Media Rock Star Chevy Nova
posted by June 14 at 10:52 AMon
For a Hollywood popcorn flick starring Mark Wahlberg as the lead singer of a fictional metal group called Steel Dragon, 2001’s Rock Star just didn’t add up to the ant-snorting, JD-shooting spectacle it should’ve been.
I rented the DVD on the recommendation of my Wahlberg-phile cousin, expecting debauchery—shredding, screaming, groupie-banging, the works. What I got instead was a glorified (but colorfully depicted) representation of Pittsburgh’s “tribute” band scene in the mid-’80s; a bunch of awesomely, flamboyantly androgenous costumes and hair styles; one thrilling concert scene; and a pretty flacid story that wrapped up far too neatly. The back stage partying scenes were pat and predictable and more than a little cliche; the ease with which Wahlberg’s character drifted in and out of them was a stretch. Not that the movie was all bad, per se, but it certainly wasn’t good.

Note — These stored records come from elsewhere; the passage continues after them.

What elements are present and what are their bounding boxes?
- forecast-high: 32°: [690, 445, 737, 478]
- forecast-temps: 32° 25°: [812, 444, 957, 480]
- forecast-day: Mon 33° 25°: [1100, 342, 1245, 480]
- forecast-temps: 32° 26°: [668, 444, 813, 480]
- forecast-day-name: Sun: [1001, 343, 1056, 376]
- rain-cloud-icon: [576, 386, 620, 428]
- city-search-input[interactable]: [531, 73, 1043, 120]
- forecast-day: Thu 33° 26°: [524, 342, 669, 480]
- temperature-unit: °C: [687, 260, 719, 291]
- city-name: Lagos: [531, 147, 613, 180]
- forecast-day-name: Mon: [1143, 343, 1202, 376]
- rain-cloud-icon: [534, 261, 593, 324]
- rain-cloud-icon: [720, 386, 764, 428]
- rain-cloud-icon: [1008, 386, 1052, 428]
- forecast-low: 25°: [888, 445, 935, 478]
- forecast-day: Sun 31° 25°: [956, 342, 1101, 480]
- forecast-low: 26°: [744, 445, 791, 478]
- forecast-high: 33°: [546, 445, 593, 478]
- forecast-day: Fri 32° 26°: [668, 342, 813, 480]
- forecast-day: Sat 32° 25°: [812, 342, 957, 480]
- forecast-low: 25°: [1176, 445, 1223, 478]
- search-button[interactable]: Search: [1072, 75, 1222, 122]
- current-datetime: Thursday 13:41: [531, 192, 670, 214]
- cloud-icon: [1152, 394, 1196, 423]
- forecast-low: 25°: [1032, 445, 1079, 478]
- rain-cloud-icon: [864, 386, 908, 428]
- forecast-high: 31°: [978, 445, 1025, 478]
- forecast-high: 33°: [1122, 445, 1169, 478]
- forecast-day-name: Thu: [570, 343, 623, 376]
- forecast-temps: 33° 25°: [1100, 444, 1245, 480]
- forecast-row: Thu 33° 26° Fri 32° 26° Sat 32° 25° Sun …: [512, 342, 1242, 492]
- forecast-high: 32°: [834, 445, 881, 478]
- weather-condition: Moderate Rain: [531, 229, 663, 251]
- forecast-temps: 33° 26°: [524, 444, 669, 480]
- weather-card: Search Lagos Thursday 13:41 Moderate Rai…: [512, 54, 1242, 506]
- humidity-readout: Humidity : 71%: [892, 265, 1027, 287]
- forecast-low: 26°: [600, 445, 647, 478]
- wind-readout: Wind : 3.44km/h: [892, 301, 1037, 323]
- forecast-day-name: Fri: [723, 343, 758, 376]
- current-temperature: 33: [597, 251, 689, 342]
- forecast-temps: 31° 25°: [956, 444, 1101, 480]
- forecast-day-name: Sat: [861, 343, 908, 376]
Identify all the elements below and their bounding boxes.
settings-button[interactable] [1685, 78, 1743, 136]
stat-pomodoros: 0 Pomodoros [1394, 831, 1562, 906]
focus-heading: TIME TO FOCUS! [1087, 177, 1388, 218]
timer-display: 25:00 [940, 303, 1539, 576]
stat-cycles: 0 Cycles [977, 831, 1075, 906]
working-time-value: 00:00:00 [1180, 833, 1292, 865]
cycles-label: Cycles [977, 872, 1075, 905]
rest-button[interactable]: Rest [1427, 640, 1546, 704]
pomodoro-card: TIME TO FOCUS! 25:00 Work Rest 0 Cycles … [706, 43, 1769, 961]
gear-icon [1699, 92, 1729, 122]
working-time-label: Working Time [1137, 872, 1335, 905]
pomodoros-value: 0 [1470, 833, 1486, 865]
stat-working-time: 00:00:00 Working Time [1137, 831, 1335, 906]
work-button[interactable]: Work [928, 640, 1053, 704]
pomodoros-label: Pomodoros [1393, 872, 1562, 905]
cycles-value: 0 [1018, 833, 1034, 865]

If anything, Rock Star called out just how formulaic the whole “rock star” lifestyle and archetype are, ripe for easy spoofing, easy to exaggerate and replicate. Steel Dragon’s core tracks—by-the-numbers Priest/Maiden/Leppard pastiches with titles and choruses like “Stand Up and Shout” and “Wasted Generation”—mimicked so closely their source material that they were interchangable. Fans of those real bands could be fans of the movie’s fake band, no questions asked, no suspended disbelief necessary.
Out of an entire movie based on modern rock ‘n’ roll, only the final scene was really insightful or goose-bumpy. Wahlberg’s character, Chris “Izzy” Cole, has quit his ultimate rock star job to head to Seattle for a lifetime of coffee shop troubadouring, sweetened by the babe-next-door support of Jennifer Aniston. The scene must’ve taken place sometime in the late ’80s, just as hair metal was being overshadowed by home-grown grunge, and with a chopped hairdo and a crunchy power ballad, Cole is on the road to redemption in the city that permanently altered the very notion of rock stardom he first embraced. Too neat for a real rock ‘n’ roll ending, sure, but one that at least goes a bit deeper than the pop-metal musings of the rest of the film.